Regarding a question from Daniels on household hazardous waste collection, Bradley said anyone in the RPHF district was able to attend a drop-off day held in Ross County. However, she said she would also be interested in planning a Highland County collection date.

“I’ve had a lot of phone calls from people who need to get rid of heating oil, or paints and thinners and things like that,” she said. “I know this is something that would be of tremendous benefit to Highland County.”

Commissioners thanked Bradley for his report and for his efforts over the past six months. She encouraged all community members with questions about the program to contact her at recycling@hccao.org or (937) 393-3458.

“We appreciate the update,” Duncan said. “Thank you for coming and welcome aboard. “

• • •

Also at the Wednesday meeting:

• Duncan and County Auditor Bill Fawley said preliminary sales tax receipts (non-auto) for December showed a 12 percent increase over last year.

“These exact numbers will be released later,” Duncan said. “These sales tax numbers keep hanging on.

“We had a session on this when we were in Columbus [at the County Commissioners Association of Ohio’s winter conference] last week, and it appears to be true statewide, with the exception of some of the larger counties. “

Duncan added that sales tax numbers are expected to remain stable in 2022, although Fawley said it will likely depend “on what the federal government ends up doing to give people the money. extra money “.

• Britton announced that the commission plans to hold its last meeting of 2021 on Wednesday, December 22, barring any last-minute business.

“We hope that whatever needs to be moved will be moved and our budget will be finalized by then,” said Britton.

In another action, the commissioners approved a long list of year-end resolutions, each by a 3-0 vote:

• An additional credit from unforeseen income from A-00 commissioners in the amount of $ 30,942.80.

• A request for reimbursement of a previous advance from O-08 RFL Debt Retirement to A-00 General Fund in the amount of $ 73,000 (Res. 15-302 and 16-337).

• A request to create a new position in the P-03 RFL Sewer District, advance and allotment of $ 100,000 from unrestricted funds. The commissioners are also asking for the reimbursement of an earlier advance from the P-03 RFL sewer district to the general fund in the amount of $ 100,000 (resolution no. 16-336).
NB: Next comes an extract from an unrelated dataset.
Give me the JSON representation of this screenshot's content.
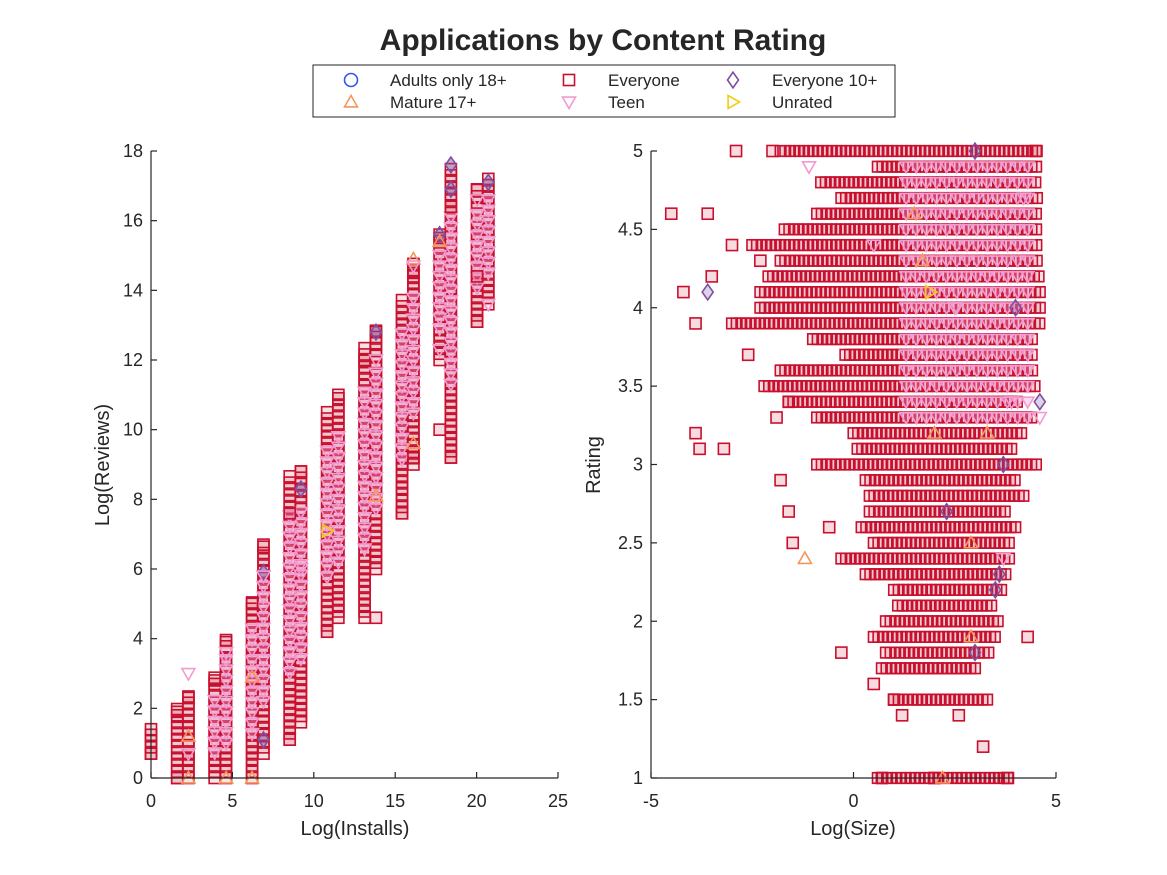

• A resolution determining that the advances must in fact be reclassified as a transfer (the reimbursement of which is no longer expected).

• A budget modification in the certificate of title budget in the amount of $ 5,000.

• An additional appropriation from unallocated funds in the Sheriff’s Budget in the amount of $ 314.81.

• An additional credit from unrestricted funds in the amount of $ 10,000 to S-00, Outgoing Transfers. A transfer from S-00, Board of Developmental Disabilities to S-87, Help Me Grow Fund, in the amount of $ 10,000, is also authorized.

• A request to create a new position in T-30 PSI Transfers Out. The Commissioners also authorize a transfer in the amount of $ 1.75 from refunds to outgoing transfers in the T30.

• A budget modification within T-33 Community Control in the amount of $ 75,000.

• A budgetary modification within the budget of the commissioners in the amount of $ 2,000.

• An allocation of unallocated funds in S-85 in the amount of $ 300,000. A transfer from the S-58 Children’s Emergency Fund to S-03 is also requested in the amount of $ 300,000.

• An additional credit from unforeseen income from the Local Relief Fund for the S-22 coronavirus in the amount of $ 736.01.

The following contracts were approved by a 3-0 vote:

• A CSEA Administrative Hearing Officer IV-D contract with Adam J. King from January 1 to December 31, 2022.

• An independent contractual agreement with Unger Construction, LTD from Jan. 1 to Dec. 31, 2022. Duncan said the county is using this company “to do repair work on sewer issues” in Rocky Fork Lake.

• A contract between the Highland County Recorder and Montgomery County Microfilming for their archive center and archives for 2022.

• A housing revolving loan fund administration agreement with the Ohio Department of Development from January 1, 2022 to December 31, 2026.